それから設定でホストの 22001/TCP ポートをゲストに転送する必要があります。以下のコマンドで転送できます:
$ VBoxManage modifyvm myvmname --natpf1 "syncthing,tcp,,22001,,22001"
上記の設定ではリレーは必要ありません。ローカルデバイスはポート 22001 で VM に接続でき、グローバルデバイスには開いているポートからアクセスできます。
プロキシ経由で実行
Syncthing はプロキシ経由で実行してファイアウォールを超えたり SSH でトンネリングして使うことができます。プロキシの使用に関するドキュメント によれば、all_proxy
環境変数を設定して socks5 プロキシタイプを使うことを指定する必要があります。
- サービスをスクリプトやコマンドラインから起動している場合、以下のように変数を設定してください:
export all_proxy="socks5://proxy_address:proxy_port" export no_proxy="127.0.0.1"
- サービスとして起動している場合、サービスファイルで以下のように変数を設定してください:
/etc/systemd/system/multi-user.target.wants/syncthing@myuser.service
[Service] Environment="all_proxy=socks5://proxy_address:proxy_port" Environment="no_proxy=127.0.0.1"

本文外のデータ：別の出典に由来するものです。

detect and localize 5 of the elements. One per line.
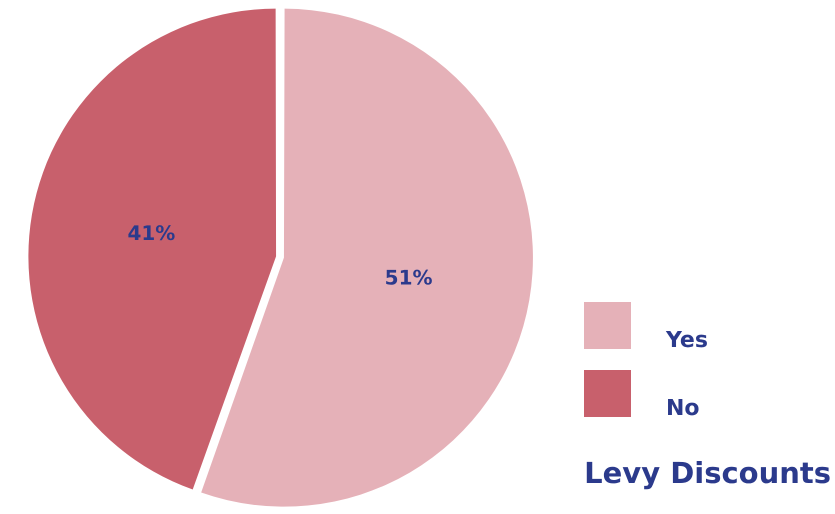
legend-label: Yes <box>666 328 708 353</box>
text: Levy Discounts <box>584 456 831 490</box>
legend-label: No <box>666 396 700 421</box>
data-label: 51% <box>384 265 433 290</box>
data-label: 41% <box>127 221 176 246</box>
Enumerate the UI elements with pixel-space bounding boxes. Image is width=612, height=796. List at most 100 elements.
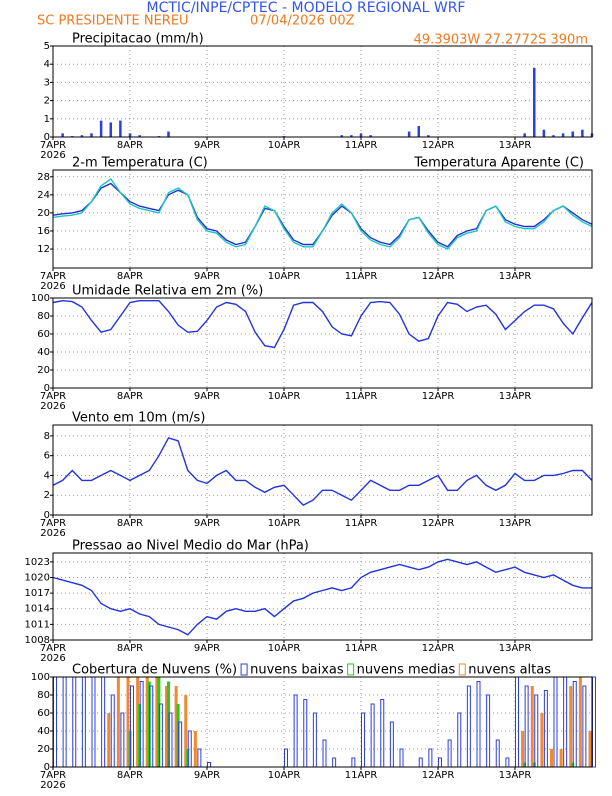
data-line [52,299,593,349]
data-line [52,437,593,506]
data-line [52,182,593,248]
bar [578,677,582,767]
bar [184,695,188,767]
bar [116,677,120,767]
bar [167,131,170,137]
bar [542,129,546,137]
bar [130,685,134,768]
plot-frame [52,45,593,138]
bar [389,721,394,768]
y-tick-label: 1011 [25,619,50,630]
bar [107,713,111,767]
x-tick-label: 13APR [499,391,532,402]
x-tick-label: 11APR [345,271,378,282]
bar [119,120,122,137]
bar [370,703,375,768]
x-tick-label: 8APR [117,518,143,529]
bar [486,694,491,768]
x-tick-label: 11APR [345,770,378,781]
y-tick-label: 5 [44,41,50,52]
y-tick-label: 4 [44,59,50,70]
x-tick-label: 13APR [499,643,532,654]
x-tick-label: 12APR [422,643,455,654]
x-tick-label: 12APR [422,391,455,402]
x-tick-label: 10APR [268,391,301,402]
bar [138,135,141,137]
bar [572,681,577,768]
x-tick-label: 8APR [117,140,143,151]
x-tick-label: 12APR [422,271,455,282]
panel-title: Vento em 10m (m/s) [72,411,205,426]
y-tick-label: 12 [37,244,50,255]
bar [193,731,197,767]
x-tick-label: 12APR [422,770,455,781]
legend-swatch [240,663,248,676]
plot-frame [52,552,593,641]
legend-label: nuvens baixas [250,663,344,678]
bar [53,676,57,768]
y-tick-label: 80 [37,311,50,322]
x-tick-label: 11APR [345,518,378,529]
bar [149,685,154,768]
bar [332,757,337,768]
y-tick-label: 3 [44,77,50,88]
bar [303,699,308,768]
bar [101,676,106,768]
bar [284,748,288,768]
x-tick-label: 7APR [40,643,66,654]
x-tick-label: 9APR [194,391,220,402]
bar [588,731,592,767]
x-tick-label: 13APR [499,140,532,151]
y-tick-label: 40 [37,726,50,737]
x-tick-label: 9APR [194,518,220,529]
bar [380,699,385,768]
bar [136,677,140,767]
bar [155,677,159,767]
x-tick-label: 12APR [422,140,455,151]
bar [427,135,430,137]
bar [72,676,77,768]
x-tick-label: 7APR [40,518,66,529]
bar [91,676,96,768]
bar [457,712,462,768]
x-tick-label: 13APR [499,770,532,781]
bar [207,762,211,768]
bar [109,122,112,137]
bar [559,749,563,767]
x-tick-label: 8APR [117,391,143,402]
x-year-label: 2026 [40,401,65,412]
plot-frame [52,169,593,269]
y-tick-label: 4 [44,470,50,481]
bar [197,748,202,768]
bar [533,67,536,137]
bar [505,757,510,768]
plot-frame [52,424,593,516]
bar [158,703,163,768]
bar [174,686,178,767]
bar [81,676,86,768]
bar [524,685,529,768]
x-year-label: 2026 [40,653,65,664]
x-tick-label: 9APR [194,770,220,781]
y-tick-label: 0 [44,762,50,773]
plot-frame [52,297,593,389]
bar [543,690,548,768]
bar [168,712,173,768]
x-tick-label: 11APR [345,140,378,151]
bar [521,731,525,767]
y-tick-label: 1020 [25,572,50,583]
y-tick-label: 1 [44,114,50,125]
bar [62,676,67,768]
y-tick-label: 0 [44,510,50,521]
bar [128,133,132,137]
x-tick-label: 11APR [345,391,378,402]
legend-label: Temperatura Aparente (C) [413,156,584,171]
x-tick-label: 7APR [40,391,66,402]
data-line [52,178,593,250]
bar [571,131,574,137]
y-tick-label: 1008 [25,635,50,646]
bar [523,133,526,137]
y-tick-label: 40 [37,347,50,358]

設定したら systemd デーモンをリロードしてください:
# systemctl daemon-reload
そして syncthing@myuser.service
を再起動してください。
Syncthing FUSE
SyncthingFUSE は、実際にローカルストレージに同期せずに syncthing 共有へのアクセスを提供する FUSE ドライバーです。ファイルを開くと、可能であればコンテンツはローカルキャッシュから提供されます。コンテンツがキャッシュにない場合、SyncthingFUSE はピアにコンテンツを要求し、キャッシュに追加します。ただし、ローカルキャッシュは固定サイズを超えることはありません。現在ファイルに使用できるピアがない場合、そのファイルを開くことは出来ません。
トラブルシューティング
データベースの問題
ある段階でデータベースの問題が発生する可能性があります。ファイルの再スキャンとデータベースの再同期を強制するには、次のコマンドを使用します:
$ syncthing -reset-database
root として実行した場合でも、読み取り専用のファイルシステムエラーが発生する
ユーザー (root など) に書き込み権限があるにもかかわらず、読み取り専用のファイルシステムがあると Syncthing が警告する場合は、テンプレートユニットの定義を確認してください:
$ systemctl cat syncthing@.service
[Service]
内に Hardening
部分があり、その下に、デフォルトで full
に設定される ProtectSystem
ディレクティブがあります。このディレクティブの詳細については、systemd.exec(5) § SANDBOXING を参照してください。
ドロップインファイル を作成して、ニーズに合った値に値をオーバーライドします。/etc
のサブフォルダーを同期しようとしている場合は、ProtectSystem=true
でうまくいくはずです。
その他
Debugging Syncthing を見てください。